Писарь, поднявший было голову и с любопытством следивший за разговором, уткнулся быстро в свою доску.
Побледневший смертельно глава секретной службы императора закивал головой.
— Э-э... младший Вазиминг, говорят, драконом обращается часто, а дьюри старшего несколько раз видели на рынке бродячим фокусником и торговкой рыбы Сесиллой...
— Что за глупость? — процедил советник озадаченно, — кто ваш осведомитель, Раулидиус, он водит тебя за нос! Эти сведения уже с бородой. С чего бы это мальчишке так привлекать к себе внимание, ты не задумывался?
— Нет, мой эптерис, это не может быть неправдой! — залепетал совсем потерявшийся глава секретной службы, — это подтверждают несколько источников!
— Впрочем, это легко проверить. Надеюсь, она уже в яме? — Сканавион ждал ответа, — эта торговка?
— Не-ет, — проблеял Раулидиус, — мы следим за ней.
Сканавион смотрел исподлобья на сидевшего перед ним понуро, растерявшегося вконец, человека. Толстым пальцем поглаживая подлокотник кресла, он молчал некоторое время. Потом хлопнул в ладоши и опять уставился на Раулидиуса.
— К Ципу его, — процедил он кому-то, невидимому мне отсюда, — скажи, не трогать, пока сам не приду...
Закрылась дверь. Писарь, сунув доску подмышку, выскользнул следом, повинуясь кивку Сканавиана.
Мальчишка, некрасивый, с вытянутым бледным лицом, отвисшими желтушными веками маленьких невыразительных глаз... он отчего-то долго был мне виден, пока не превратился в смутное, расплывчатое пятно.
* * *
В ушах тонко звенел звук, отрываясь словно нехотя от меня. Я почуяла вдруг, что сильно замерзла, что дождь лупит по мне изо всех сил. Шум его, шорох травы, голос какой-то птицы, монотонный и похожий на скрип... И тёплый чей-то язык лизнул меня в нос.

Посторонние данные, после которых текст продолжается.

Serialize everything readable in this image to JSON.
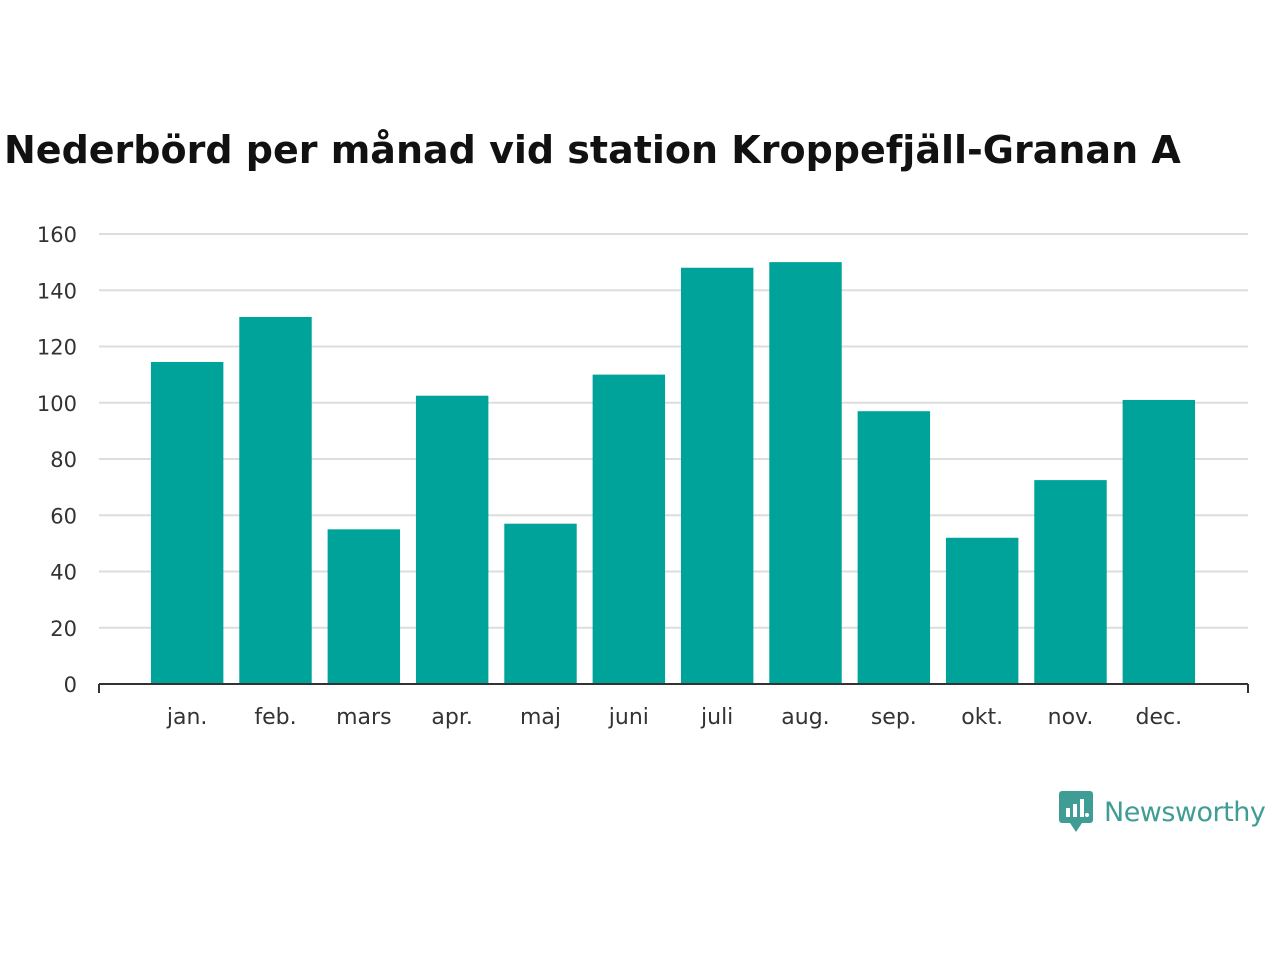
{
  "chart_data": {
    "type": "bar",
    "title": "Nederbörd per månad vid station Kroppefjäll-Granan A",
    "xlabel": "",
    "ylabel": "",
    "categories": [
      "jan.",
      "feb.",
      "mars",
      "apr.",
      "maj",
      "juni",
      "juli",
      "aug.",
      "sep.",
      "okt.",
      "nov.",
      "dec."
    ],
    "values": [
      114.5,
      130.5,
      55,
      102.5,
      57,
      110,
      148,
      150,
      97,
      52,
      72.5,
      101
    ],
    "ylim": [
      0,
      160
    ],
    "yticks": [
      0,
      20,
      40,
      60,
      80,
      100,
      120,
      140,
      160
    ],
    "grid": true,
    "legend": "none",
    "bar_color": "#00a39a",
    "grid_color": "#dddddd",
    "axis_color": "#333333"
  },
  "brand": {
    "name": "Newsworthy",
    "icon": "bar-chart-speech-bubble-icon",
    "color": "#3f9d96"
  }
}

— Да она уж не дышит, Ти...— проговорил незнакомый женский голос очень близко и тут же добавил: — Хм...
Потому что я открыла глаза.
Дождь. Серое небо висит промозглым прохудившимся мешком над болотами, над лесом, над поляной, где стоит шалаш.
Байса крутится возле меня, радостно виляя хвостом. "До чего же ты жизнерадостный зверёныш", — подумала я, улыбнувшись и попытавшись поднять руку, чтобы погладить её, но всё закончилось тем, что я лишь поскребла пальцами землю, вспомнила про мышь, которую где-то здесь пыталась похоронить, и сжала руку в кулак или мне показалось, что я сделала это.
До меня, наконец, дошло, что рядом кто-то стоит. Подняв глаза, я долго всматривалась, наводила резкость.
Молодая уллалийка, одетая в охотничьи кожаные штаны и безрукавку поверх тёплой серого цвета туники, на поясе нож, короткий меч, за плечом — лук.
— Жива, — проговорила она, — но идти не сможет. Придётся нам её тащить.
"Это про меня? Не надо меня никуда тащить, — подумала я, когда она принялась коротким охотничьим топориком рубить большие ветки, — ведь сюда Уэйдо придёт...".
— Не надо меня тащить, — прошептала я, когда она уже, подхватив меня подмышки, потянула на приготовленные наскоро носилки из веток.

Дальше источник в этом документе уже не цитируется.